Respectively, the prediction probability and class label one-hot coding of the ith vertex, b is a freedom degree format,

is one-hot encoded for the true class label at point i,

predicting the probability coding for the class of i points, v_iFor the predicted three-dimensional coordinates of the vertex i, b_interestFor the category real box area that needs to be located,

7-dimensional bounding-box coding for predicted vertices i,/_huberIs the Huber loss function, δ^gtThe 7-dimensional bounding box of the true category label is encoded.
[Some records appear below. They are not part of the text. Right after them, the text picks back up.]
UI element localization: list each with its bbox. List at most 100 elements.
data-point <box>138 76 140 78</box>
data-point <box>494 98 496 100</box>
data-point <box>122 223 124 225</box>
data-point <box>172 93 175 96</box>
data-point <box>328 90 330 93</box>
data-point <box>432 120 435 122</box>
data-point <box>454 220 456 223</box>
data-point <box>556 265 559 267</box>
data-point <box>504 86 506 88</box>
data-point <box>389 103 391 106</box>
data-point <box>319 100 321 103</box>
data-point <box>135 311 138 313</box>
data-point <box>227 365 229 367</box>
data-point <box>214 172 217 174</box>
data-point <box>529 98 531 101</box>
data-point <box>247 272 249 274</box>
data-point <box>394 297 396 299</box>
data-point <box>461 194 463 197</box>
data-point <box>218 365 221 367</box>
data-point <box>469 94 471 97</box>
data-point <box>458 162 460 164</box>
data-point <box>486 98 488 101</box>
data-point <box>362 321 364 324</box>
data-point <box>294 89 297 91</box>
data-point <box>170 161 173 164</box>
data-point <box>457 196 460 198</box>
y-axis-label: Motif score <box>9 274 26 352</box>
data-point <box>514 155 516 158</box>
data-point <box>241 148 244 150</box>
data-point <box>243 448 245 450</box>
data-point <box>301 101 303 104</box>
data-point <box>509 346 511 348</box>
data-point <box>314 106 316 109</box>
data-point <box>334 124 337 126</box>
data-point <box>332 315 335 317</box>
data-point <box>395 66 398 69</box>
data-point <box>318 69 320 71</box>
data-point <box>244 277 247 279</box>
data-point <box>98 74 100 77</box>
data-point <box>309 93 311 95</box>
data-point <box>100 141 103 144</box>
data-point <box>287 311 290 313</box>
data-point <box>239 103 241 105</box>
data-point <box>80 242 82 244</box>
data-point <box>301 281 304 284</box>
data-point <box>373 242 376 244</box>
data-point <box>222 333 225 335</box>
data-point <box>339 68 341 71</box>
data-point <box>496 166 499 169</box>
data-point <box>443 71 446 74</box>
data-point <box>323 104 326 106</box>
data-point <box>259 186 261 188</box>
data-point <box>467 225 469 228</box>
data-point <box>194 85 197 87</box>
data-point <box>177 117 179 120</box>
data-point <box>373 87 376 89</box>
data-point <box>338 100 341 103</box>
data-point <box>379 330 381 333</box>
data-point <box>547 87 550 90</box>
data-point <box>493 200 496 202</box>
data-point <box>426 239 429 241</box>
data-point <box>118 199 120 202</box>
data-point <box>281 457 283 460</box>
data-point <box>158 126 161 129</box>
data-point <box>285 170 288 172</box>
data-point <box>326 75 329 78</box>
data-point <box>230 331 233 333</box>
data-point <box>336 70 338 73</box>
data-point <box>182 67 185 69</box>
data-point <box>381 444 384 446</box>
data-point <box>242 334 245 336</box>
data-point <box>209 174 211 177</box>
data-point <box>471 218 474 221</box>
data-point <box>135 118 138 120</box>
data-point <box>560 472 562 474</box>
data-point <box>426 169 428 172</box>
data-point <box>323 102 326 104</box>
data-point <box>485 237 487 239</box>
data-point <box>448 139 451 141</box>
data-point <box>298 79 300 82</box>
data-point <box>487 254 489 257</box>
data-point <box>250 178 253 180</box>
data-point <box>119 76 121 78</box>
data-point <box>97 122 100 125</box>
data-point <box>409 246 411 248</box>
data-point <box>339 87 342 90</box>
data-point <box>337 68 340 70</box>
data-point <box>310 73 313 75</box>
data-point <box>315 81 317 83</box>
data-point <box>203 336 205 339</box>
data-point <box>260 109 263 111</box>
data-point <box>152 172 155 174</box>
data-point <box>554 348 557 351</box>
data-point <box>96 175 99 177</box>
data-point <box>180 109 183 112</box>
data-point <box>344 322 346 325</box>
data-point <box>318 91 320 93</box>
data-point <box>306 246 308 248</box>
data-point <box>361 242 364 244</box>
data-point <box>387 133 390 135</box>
8. A lidar target detection system that fuses semantic information, wherein the system comprises:

the first obtaining unit is used for performing semantic segmentation processing on the image frame under each timestamp to obtain a semantic segmentation score;

the first adding unit is used for adding image RGB characteristics under corresponding camera coordinates in each frame of point cloud data;

a first projection unit for projecting the point cloud data to which the image RGB features are added into an output of a segmentation network and attaching the semantic segmentation score to the point cloud data;

and the second obtaining unit is used for carrying out target classification and 3D frame regression based on graph convolution on the point cloud data added with the semantic segmentation scores and the image RGB features to obtain a target position frame and a target category.

9. A lidar target detection system incorporating semantic information, comprising a memory, a processor and a computer program stored on the memory and executable on the processor, wherein the processor implements the steps of the method of any of claims 1-7 when executing the program.